What’s the best approach for downloading the media from url and saving the file output?
what is the best output format for archiving a social media type feed for portability (json, csv, mbox, maildir, zip) I was thinking an easy solution would be to just write to a google sheet.
are there rate limits and an easy way to throttle? (if i have 100 posts and i need 50 of them to run async for saving)
Thanks for your help.

user-2 · October 23, 2021, 12:10am

Dylan Sather (Pipedream) : Hi , I had just a couple of questions for you:

Are you asking for suggestions on services to use for storing media long-term (like AWS S3), or are you asking just about how to save the file in your Pipedream workflow while you’re processing the data?
If I were building this, I would try to figure out how the data will be consumed. Is it primarily humans reviewing it (Google Sheets might be great in that case), or are programs reading / transforming the data? If the latter, something like JSON might have sense. You could store that JSON in a database like MongoDB so that you can run queries based on properties (e.g. show me all the posts that contain the phrase “star wars”).
Workflows support built-in throttling and concurrency controls. Does that help? Also, re: the rate limit, what workflow trigger are you using?

user-1 · October 23, 2021, 12:10am

Joshua Gantt : Hi . Thanks.This was all helpful. Mostly just trying to figure out where to start. I think i remember seeing some docs on using a tmp folder so I’ll look into that some more.
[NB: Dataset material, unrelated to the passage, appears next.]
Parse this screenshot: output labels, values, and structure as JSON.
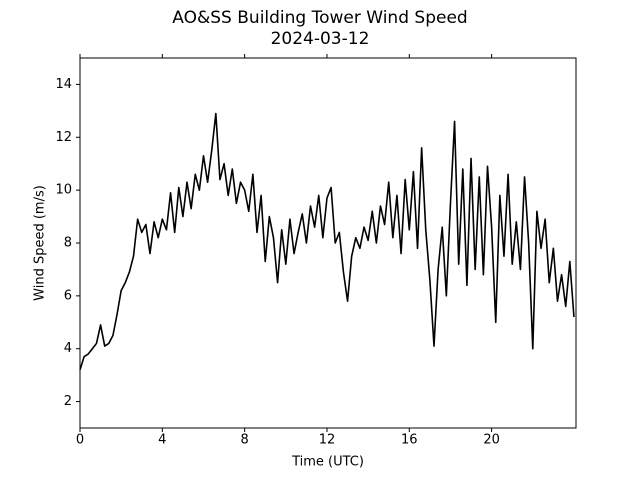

I guess that’s my issue is determining consumption. It’s meant to be friendly and human readable but I was more concerned with portability. I was going to spin up a self hosted front end for viewing

I’ll check out the throttling and concurrency as well. Not sure just yet on the pipedream workflows but I’ve got webhook to google sheets so far.

user-2 · October 23, 2021, 12:10am

Dylan Sather (Pipedream) : Great, yes here at the filesystem / /tmp docs.

The concurrency / throttling docs actually use Google sheets as an example. You’ll want to limit the concurrency to 1 on that workflow, otherwise two requests might try to write to Google sheet at the same time, and one overwrites the other.

You can also apply concurrency and rate limiting together. For example, if you need to also rate limit the execution of the workflow to 50 requests per minutes, you can add that on top of the concurrency rule you have so that:

• Only one request will run at a time
• No more than 50 requests will run per minute.

user-3 · October 23, 2021, 12:10am

Ashutosh Saboo : Hi just came across this thread, did you manage to build this workflow eventually? Would be super interested in seeing the workflow if you could share the public link (ofcourse if it’s possible for you). I was myself planning to build such a workflow some time back but for archiving tweets specifically - so your workflow should be a key component of what I was thinking for.

user-1 · October 23, 2021, 12:10am

Joshua Gantt : Thank you so much . I really appreciate your help. I will be working on this as a side project @U01D92S4TJ4 so I won’t dive into it straightaway. But I will be happy share my Workflow. It isn’t *Twitter specific but the app I’m trying to archive has a similar data schema. I’ll try to remember to add to to the share-your-work

user-3 · October 23, 2021, 12:10am

Ashutosh Saboo : Thanks , much appreciated!